Throughout this chapter, we will be working on a common problem in machine learning, prediction. For this purpose, we have chosen Housing Price Prediction dataset from Kaggle for several reasons. First of all, most worked examples of deep learning are image and character recognition. Although image recognition is an important problem to solve, it is not a common problem when it comes to machine learning. Most businesses deal with datasets that are comprised of several attributes for each subject. In addition, prediction is a very common problem in machine learning. This is a great dataset for evaluating simple machine learning algorithms such as linear regression, but also leverage more complex algorithms such as deep learning.
You can access the data on Kaggle website:
https://www.kaggle.com/harlfoxem/housesalesprediction/data. This dataset contains house sale prices for King County, which includes Seattle. It includes homes sold between May 2014 and May 2015. For each house, the data includes some attributes including the date and price the house was sold, number of bedrooms, bathrooms, square footage of the home, basemen, and lot, number of floors, whether it has a view to waterfront, whether it has been viewed, overall condition and overall grade given to the housing unit, based on King County grading system, year built and renovated, zip code, longitude and latitude, living room area and lot size area in 2015. The problem we will be solving here is to predict the housing price using the labeled data. Hence, this is a supervised learning problem, where we could use a part of the data to build and train our model and a keep a part of the data unseen to the model for test purposes.

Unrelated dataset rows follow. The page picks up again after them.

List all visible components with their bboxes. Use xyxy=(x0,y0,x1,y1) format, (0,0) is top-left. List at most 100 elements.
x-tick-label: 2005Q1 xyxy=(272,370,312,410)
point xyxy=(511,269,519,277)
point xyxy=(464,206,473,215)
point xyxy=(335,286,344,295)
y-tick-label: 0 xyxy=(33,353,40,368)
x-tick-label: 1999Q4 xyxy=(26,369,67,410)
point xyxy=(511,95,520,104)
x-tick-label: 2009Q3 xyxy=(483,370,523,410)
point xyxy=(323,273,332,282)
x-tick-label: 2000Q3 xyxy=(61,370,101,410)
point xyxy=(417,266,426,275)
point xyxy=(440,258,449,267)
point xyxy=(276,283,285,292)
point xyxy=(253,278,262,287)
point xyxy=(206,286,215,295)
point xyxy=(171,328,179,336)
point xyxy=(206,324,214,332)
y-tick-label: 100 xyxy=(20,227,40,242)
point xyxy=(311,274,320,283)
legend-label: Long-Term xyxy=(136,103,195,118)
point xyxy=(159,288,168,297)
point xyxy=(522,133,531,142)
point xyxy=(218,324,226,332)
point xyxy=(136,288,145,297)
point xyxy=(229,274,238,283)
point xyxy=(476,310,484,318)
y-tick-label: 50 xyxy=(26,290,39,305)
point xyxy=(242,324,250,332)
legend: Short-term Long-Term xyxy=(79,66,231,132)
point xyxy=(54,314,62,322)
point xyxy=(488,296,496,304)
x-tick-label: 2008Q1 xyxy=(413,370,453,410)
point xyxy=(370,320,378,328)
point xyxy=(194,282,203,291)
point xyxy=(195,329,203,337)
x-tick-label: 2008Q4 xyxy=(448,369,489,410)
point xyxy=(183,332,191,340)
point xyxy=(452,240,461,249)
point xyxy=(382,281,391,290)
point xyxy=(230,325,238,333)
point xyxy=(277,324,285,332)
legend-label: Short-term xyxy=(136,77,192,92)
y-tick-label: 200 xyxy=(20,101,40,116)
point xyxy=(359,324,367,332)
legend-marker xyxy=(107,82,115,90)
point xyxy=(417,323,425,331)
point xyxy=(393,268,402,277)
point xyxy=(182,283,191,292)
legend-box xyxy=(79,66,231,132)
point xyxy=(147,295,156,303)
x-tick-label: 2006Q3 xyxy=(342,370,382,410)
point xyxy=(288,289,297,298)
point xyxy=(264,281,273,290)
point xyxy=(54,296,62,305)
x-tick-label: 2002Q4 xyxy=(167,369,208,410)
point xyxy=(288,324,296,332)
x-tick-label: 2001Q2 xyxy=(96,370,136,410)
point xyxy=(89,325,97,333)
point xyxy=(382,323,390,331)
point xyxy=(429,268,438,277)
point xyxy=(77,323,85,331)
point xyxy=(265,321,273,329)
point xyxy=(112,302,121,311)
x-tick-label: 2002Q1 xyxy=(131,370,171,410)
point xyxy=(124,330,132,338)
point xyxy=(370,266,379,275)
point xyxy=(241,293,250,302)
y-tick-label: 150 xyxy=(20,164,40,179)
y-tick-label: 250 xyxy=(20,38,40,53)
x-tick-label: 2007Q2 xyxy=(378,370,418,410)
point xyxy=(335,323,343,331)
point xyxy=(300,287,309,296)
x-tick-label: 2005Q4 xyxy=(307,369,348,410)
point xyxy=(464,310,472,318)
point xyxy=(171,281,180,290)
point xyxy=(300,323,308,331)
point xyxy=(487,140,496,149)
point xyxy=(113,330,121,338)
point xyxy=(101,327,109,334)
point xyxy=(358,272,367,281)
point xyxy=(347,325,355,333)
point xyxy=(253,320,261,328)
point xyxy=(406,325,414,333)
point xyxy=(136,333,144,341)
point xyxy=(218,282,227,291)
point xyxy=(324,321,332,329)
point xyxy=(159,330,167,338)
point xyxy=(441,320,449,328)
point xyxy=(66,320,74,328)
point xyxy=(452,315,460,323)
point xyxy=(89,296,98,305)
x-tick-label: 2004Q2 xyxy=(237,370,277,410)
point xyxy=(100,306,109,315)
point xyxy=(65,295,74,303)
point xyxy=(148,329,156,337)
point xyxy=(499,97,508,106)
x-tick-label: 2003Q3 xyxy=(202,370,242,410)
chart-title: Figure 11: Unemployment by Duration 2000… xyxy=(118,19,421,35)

Essentials of Machine Learning Algorithms with Python
Before getting started with deep learning, let's get started with a simple machine learning algorithm to understand the essentials of building a machine learning model using Python. We will start with the most commonly used machine learning algorithm, i.e. linear regression, in Python.
Linear regression is a machine learning algorithm that can show the relationship between an outcome (dependent variable) and a set of attributes (independent variables) and how they impact each other. It essentially shows how the variations in the outcome can be explained by each of the independent variables. In business, this outcome of interest could be predicting sales of a product, pricing, performance, risk, etc. independent variables are also referred to as explanatory variables, since they explain the factors that influence the outcome along with the degree of impact which is represented by the coefficients. These coefficients are the model parameters and are estimated by training the model using labeled data. In LR, the relationship between the dependent and independent variables is established by fitting the best line. As you saw in previous chapter, a single neuron can act as a linear regression model, where the best line can be represented by the equation \(Y\ =\ aX\ +b\) with \(Y\) being the dependent variable, \(a\) the slope of the line, \(X\) independent variable and \(b\) the intercept.